One customer has used this data with Machine Learning to predict the prices these houses might end up selling for. Now they want to generalise their algorithm to provide a price estimate for a wider area, e.g. the postal code, rather that at the individual location (lat/long) level. The challenge is that the data provider does not include postcodes, but rather just the street address, city, as well as latitude and longitude of the property.
If I had access to a Shapefile that contains all the Swedish postal codes, I could very easily combine this file with my original WDC data to bring the post codes into Tableau, thanks to an awesome feature released in 2018.2: Spacial Joins.
Since I couldn’t find any such, I’ll show you how I leveraged Tableau Prep’s new Scripting capability (currently under v2019.3 beta testing), combined with Google Geocoding API to solve this fun challenge.
You can apply the same technique to enrich your datasets in Tableau Prep with data coming from Python.
This is what I did:
- The first step was to get an API key from GCP — Google Cloud Platform, as per these instructions.
2. I made sure I had an instance of Tabpy available on a computer on my network (Tabpy installation instructions here).
3. On that computer running Tabpy, I installed this handy Python library that wraps Google Geocoding API: pygeocoder
pip3 install pygeocoder
4. With Tableau Prep, I then connected to the output of my Booli WDC, a Tableau Server Published Data Source — also a new feature of 2019.3 :) — with 100,000 house prices. I created a simple branch on my prep flow that only contained the 2 fields I needed as an input for the Google API to reverse geocode the house location and return the postcode. These were the Latitude and Longitude.
I also included the Booli Id field, which is a unique identifier for each row, so that I could “know” which lat/long corresponds to which postcode. This was needed at a later step in my flow, so that I could join back the output of my Python script with the original dataset.
5) I then added a Script step in Tableau Prep,
which received the data from my previous step, in the form of a Pandas Dataframe. If you are not familiar with Pandas, do read more about it, as it’s an incredibly powerful library, super easy to understand for people that typically deal with datasets.
I configured this script to execute a Python function called getPostalCode.

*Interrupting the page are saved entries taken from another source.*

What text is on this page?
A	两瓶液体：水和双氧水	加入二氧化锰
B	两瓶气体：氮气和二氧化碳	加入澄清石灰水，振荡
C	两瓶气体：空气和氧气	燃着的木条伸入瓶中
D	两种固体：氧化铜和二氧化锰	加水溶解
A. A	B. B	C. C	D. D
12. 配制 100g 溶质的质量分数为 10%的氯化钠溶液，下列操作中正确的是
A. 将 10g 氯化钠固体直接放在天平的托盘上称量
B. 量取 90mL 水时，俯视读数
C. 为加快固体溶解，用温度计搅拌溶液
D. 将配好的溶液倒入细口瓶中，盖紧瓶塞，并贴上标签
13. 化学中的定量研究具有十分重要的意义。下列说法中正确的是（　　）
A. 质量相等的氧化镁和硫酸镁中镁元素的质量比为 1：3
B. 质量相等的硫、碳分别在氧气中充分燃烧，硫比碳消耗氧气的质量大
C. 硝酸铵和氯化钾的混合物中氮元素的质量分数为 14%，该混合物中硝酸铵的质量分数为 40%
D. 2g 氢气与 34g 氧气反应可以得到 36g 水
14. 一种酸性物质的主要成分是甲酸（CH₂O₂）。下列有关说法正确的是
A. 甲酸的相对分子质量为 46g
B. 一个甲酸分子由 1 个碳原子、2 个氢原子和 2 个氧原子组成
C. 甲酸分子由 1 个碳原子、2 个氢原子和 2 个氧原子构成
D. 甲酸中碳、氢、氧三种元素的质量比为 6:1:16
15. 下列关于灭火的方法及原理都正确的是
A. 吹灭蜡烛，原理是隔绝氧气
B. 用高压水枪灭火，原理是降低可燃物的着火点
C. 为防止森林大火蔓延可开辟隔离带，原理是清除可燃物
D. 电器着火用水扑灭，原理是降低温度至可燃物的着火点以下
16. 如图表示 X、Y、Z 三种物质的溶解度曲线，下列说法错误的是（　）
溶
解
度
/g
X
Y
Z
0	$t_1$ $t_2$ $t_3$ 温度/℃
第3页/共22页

6) Finally I connected Tableau Prep’s Script step to the python file containing my code as follows:
7) When the script above runs, it returns a dataset back to Tableau Prep including one additional column (“Postcode”). I then just had to join this data back into the original dataset, based on the linking field “Booli Id” and create an output to write that data back to Tableau Server, now including a new column.
That’s it! Here’s a screenshot of this output data in Tableau, now including the postcodes:
And here’s a screenshot of my completed Tableau Prep Flow:
Important takeaway: While working on this project I learned an easy trick I could use whenever I need to add a new field to my dataset in Prep. It’s basically an easy way to add a new new field/column to a Pandas dataframe and populate it with new data:
a) Create a empty list that will hold the new data points, for example:
list_new_data = 
b) Loop through each row in the original dataframe and perform the needed operations in each row, in order to generate your new data. In my case, that is to send lat/long to the API endpoint and get back the location object. Then the key here is to append this data point into the list:
for row in df.index:
< do some stuff in this row, e.g. create your new datapoint >
... #add this new data point to the list
c) Finally, create a new Column in the dataframe by giving it a new name then and assign it to the list populated by your for loop:
df['My_New_Column'] = list_new_data
That’s it. Following this tip you will hopefully be able to create sophisticated data pipelines in Python and augment your Tableau Prep flows :)
Let me know what suggestions you have to improve this article or solution, as well as the Tableau Prep Python/R Scripts you have created!